Biography of Heinrich Schwarz
Heinrich Schwarz (June 14, 1906 – March 20, 1947) was an SS-Hauptsturmfűhrer and concentration camp officer who served as commandant of Auschwitz III-Monowitz in Nazi-occupied Poland and Natzweiler-Struthof in Alsace-Lorraine.
Schwarz was born in Munich on 14 June 1906 and originally worked as a book printer. He joined the Nazi Party in December 1931 (Member No. 786871) and was commissioned as an officer in the SS in April 1937. Following the outbreak of World War II, Schwarz was assigned to the SS-Main Economic and Administrative Office, the organization which oversaw the administration of Nazi Germany's concentration camp system. He was stationed at both the Mauthausen and Sachsenhausen concentration camps during 1940-1941.

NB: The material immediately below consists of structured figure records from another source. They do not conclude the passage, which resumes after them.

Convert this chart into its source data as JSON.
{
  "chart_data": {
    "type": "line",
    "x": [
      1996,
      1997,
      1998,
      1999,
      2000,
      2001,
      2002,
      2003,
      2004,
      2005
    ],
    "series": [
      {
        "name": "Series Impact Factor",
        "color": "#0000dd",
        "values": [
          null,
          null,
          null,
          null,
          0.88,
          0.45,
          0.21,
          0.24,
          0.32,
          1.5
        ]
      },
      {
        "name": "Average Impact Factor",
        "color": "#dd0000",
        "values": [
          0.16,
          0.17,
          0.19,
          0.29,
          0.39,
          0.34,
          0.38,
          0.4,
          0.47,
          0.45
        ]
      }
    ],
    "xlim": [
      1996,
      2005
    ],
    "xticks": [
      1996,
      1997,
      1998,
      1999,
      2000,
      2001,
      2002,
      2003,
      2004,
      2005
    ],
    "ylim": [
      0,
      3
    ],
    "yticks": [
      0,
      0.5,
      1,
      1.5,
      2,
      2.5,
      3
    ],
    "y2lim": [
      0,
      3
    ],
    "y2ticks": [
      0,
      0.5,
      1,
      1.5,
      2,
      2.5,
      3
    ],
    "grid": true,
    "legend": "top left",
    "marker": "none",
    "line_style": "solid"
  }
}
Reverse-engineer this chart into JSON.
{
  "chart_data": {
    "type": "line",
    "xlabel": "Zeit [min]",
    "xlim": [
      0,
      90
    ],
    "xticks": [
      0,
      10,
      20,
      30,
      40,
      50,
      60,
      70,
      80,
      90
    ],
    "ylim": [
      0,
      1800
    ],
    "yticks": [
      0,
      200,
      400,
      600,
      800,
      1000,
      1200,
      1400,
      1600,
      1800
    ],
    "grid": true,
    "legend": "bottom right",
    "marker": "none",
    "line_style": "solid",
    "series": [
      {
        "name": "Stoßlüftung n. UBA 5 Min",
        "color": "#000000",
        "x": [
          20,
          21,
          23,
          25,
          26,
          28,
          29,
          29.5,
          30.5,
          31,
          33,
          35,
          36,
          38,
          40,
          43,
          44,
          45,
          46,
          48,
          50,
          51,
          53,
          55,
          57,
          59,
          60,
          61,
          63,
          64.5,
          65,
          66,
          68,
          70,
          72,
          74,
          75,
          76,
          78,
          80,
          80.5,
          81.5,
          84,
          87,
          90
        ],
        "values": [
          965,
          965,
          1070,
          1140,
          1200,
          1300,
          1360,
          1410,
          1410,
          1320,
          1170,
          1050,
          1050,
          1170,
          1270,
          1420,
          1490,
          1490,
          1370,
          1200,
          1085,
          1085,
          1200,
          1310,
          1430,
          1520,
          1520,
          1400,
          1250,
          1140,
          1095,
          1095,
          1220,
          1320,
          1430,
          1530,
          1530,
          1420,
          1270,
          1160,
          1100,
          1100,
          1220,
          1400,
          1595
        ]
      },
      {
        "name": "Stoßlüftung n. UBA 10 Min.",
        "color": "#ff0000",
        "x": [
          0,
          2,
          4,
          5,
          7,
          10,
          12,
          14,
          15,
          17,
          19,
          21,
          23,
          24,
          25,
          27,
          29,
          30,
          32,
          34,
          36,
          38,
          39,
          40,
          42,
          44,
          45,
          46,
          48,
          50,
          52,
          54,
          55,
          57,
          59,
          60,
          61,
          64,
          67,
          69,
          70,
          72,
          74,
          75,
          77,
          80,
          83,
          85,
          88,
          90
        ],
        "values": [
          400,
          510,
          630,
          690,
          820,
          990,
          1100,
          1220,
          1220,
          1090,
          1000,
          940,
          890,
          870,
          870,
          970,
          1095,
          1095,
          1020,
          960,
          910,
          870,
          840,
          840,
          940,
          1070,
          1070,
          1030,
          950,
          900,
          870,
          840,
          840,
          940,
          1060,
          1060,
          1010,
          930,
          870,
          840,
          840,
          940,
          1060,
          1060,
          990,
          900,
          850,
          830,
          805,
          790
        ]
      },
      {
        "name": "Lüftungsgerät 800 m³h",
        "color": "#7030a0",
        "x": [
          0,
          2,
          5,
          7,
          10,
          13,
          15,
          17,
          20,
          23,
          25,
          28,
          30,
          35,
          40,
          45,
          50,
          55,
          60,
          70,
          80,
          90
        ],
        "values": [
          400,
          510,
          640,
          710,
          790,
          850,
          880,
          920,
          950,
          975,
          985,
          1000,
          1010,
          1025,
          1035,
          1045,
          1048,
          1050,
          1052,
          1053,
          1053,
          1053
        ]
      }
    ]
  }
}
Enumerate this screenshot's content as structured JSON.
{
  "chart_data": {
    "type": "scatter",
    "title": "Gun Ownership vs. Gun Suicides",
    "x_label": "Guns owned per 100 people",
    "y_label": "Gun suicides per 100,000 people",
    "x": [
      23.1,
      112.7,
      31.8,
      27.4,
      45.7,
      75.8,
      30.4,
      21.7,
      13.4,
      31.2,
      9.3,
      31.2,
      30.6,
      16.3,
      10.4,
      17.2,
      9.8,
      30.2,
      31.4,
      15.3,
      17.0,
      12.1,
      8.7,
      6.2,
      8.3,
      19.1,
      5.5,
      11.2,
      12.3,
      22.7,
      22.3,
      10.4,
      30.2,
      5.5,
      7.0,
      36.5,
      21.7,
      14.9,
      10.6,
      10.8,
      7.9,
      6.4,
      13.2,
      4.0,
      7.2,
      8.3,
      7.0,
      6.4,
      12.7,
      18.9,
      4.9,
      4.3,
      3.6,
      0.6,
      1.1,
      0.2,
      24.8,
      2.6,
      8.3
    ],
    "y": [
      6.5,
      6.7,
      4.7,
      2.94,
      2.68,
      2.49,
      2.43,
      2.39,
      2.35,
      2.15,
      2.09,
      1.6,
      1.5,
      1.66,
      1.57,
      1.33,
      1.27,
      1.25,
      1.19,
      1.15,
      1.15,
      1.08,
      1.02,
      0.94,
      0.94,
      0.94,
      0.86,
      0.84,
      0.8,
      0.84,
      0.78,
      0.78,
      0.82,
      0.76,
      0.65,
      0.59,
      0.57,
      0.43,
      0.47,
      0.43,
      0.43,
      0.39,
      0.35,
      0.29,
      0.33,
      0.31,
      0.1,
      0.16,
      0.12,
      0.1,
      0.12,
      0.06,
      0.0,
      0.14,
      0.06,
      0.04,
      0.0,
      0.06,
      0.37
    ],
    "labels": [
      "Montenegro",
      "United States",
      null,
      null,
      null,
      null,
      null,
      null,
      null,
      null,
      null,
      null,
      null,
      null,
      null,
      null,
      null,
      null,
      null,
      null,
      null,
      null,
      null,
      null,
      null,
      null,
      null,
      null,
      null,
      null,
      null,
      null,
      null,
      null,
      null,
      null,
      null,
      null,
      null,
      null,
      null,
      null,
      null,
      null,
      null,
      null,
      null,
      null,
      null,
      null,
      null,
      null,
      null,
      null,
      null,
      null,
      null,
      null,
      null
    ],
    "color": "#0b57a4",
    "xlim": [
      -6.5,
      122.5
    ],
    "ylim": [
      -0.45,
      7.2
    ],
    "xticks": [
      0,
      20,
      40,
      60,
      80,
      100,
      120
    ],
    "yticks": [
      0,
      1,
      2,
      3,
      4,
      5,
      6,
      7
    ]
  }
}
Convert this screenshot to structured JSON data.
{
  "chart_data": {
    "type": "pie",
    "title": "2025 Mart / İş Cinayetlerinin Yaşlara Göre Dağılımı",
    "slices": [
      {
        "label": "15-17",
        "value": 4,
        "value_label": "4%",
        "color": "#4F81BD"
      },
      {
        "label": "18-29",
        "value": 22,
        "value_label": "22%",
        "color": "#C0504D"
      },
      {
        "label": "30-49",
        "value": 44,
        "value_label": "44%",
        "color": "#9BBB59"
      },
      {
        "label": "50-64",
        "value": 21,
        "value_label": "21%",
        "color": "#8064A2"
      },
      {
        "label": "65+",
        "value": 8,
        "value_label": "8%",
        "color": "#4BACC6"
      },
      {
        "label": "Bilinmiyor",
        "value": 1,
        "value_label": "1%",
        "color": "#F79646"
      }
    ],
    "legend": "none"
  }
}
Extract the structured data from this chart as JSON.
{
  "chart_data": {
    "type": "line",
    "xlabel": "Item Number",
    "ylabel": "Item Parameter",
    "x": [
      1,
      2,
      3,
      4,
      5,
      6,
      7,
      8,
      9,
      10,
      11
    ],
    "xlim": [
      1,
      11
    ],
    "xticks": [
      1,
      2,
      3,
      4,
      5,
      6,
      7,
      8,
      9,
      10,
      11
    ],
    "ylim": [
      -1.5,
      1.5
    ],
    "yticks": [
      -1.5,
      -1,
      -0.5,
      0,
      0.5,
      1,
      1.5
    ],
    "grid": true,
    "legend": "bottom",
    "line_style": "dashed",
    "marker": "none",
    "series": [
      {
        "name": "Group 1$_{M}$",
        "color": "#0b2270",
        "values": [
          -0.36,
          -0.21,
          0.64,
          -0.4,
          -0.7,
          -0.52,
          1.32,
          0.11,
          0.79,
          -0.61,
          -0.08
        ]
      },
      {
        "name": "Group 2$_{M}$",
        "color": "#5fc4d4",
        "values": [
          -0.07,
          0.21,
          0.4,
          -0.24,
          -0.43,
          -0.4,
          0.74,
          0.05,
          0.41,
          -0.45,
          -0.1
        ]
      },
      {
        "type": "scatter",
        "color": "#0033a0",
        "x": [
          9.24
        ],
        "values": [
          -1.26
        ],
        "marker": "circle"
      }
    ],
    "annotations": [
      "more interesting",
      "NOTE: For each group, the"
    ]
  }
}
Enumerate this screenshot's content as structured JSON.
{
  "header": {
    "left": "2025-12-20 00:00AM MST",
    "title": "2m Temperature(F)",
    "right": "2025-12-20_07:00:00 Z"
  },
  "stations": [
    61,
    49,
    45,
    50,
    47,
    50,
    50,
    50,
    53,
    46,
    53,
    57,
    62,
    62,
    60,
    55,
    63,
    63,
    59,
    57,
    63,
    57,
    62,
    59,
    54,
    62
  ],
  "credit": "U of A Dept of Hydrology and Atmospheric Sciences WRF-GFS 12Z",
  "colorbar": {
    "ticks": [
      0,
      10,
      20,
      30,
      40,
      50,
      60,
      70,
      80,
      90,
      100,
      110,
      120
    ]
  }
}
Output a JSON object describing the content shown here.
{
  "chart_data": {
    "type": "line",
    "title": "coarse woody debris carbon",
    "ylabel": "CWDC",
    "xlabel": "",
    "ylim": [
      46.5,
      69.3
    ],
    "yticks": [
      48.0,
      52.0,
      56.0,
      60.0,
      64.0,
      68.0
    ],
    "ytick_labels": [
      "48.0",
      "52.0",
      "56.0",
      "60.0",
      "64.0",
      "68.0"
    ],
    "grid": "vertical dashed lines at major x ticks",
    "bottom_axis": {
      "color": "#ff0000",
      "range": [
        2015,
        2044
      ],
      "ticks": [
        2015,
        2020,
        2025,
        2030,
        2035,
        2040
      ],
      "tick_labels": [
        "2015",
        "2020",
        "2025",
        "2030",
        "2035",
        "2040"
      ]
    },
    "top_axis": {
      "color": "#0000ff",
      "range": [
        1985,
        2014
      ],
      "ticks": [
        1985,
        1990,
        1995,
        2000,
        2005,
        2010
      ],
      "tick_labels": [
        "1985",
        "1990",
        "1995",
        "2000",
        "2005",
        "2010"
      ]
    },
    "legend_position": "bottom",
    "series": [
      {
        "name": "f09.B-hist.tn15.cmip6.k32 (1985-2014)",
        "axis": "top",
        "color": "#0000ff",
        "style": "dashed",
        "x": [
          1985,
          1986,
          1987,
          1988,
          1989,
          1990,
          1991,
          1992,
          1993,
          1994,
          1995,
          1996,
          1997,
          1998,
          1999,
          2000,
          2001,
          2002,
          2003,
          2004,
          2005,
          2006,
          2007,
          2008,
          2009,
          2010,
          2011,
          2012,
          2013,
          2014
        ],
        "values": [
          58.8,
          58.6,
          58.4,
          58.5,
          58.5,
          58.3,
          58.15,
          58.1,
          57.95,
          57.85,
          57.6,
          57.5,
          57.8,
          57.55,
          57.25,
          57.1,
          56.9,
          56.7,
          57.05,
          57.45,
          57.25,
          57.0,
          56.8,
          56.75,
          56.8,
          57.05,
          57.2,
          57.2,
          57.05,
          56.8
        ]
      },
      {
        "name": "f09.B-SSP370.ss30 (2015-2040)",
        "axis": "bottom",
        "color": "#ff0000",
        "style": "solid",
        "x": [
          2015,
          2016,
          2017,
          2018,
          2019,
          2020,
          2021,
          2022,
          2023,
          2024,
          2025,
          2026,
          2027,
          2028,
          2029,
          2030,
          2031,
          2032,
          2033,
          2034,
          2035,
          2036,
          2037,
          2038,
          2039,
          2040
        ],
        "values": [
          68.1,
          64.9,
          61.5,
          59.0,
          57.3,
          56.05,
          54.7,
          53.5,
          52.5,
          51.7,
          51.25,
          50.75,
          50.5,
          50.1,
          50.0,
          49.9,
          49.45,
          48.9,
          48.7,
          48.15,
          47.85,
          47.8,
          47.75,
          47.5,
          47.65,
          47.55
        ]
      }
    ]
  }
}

In September 1941 Schwarz was transferred to Poland and posted to the administrative office of the Auschwitz concentration camp. His initial duties included working as an assistant to the camp's commandant, Rudolf Höß. Schwarz also served as leader of the camp's Work Assignment Department (Abt. IIIa) and held the position of Lagerführer (Camp Leader) in the Auschwitz main camp. In November 1943, Höß was appointed leader of Office Group D in the SS Economic and Administrative Main Office in Berlin. Following his departure, the Auschwitz camp system was reorganized by the high command of the SS and divided into three semi-autonomous administrative units: Auschwitz I, Auschwitz II-Birkenau and the Auschwitz III-Monowitz labor camp (Arbeitslager). Under this new arrangement Schwarz was given command of Auschwitz III-Monowitz in December 1943. SS-Hauptsturmführer Rudolf Eagles was his aide, at Monowitz.
Central to the role Schwarz played as commandant was the provision of slave-laborers to the nearby Buna Werke, a synthetic rubber factory owned by the German chemical company IG Farben. Other German corporations, such as Siemens and Krupp, also received slave labor from Monowitz. The brutal working conditions which prevailed at Monowitz during the period Schwarz served as commandant resulted in a large number of deaths among the inmate population, with estimates ranging between 10,000 to 25,000 prisoners who were believed to have died in both the Arbeitslager itself and in the gas chambers located at the neighboring Auschwitz-Birkenau camp.
Following the evacuation of Auschwitz complex on 18 January 1945, Schwarz was initially slated to take over the command of Mittelbau-Dora concentration camp and the associated Mittelwerk V-weapons production facility located in Thuringia, but was passed over for this post in favor of Richard Baer. He was instead appointed commandant at the Natzweiler-Struthof concentration camp in Alsace-Lorraine, where he oversaw the evacuation of the camp's inmates to Dachau during April and May of 1945. Following the German defeat, Schwarz was convicted of war crimes by a French military court in Rastatt. He was sentenced to death and subsequently shot by a firing squad near Baden-Baden on 20 March 1947.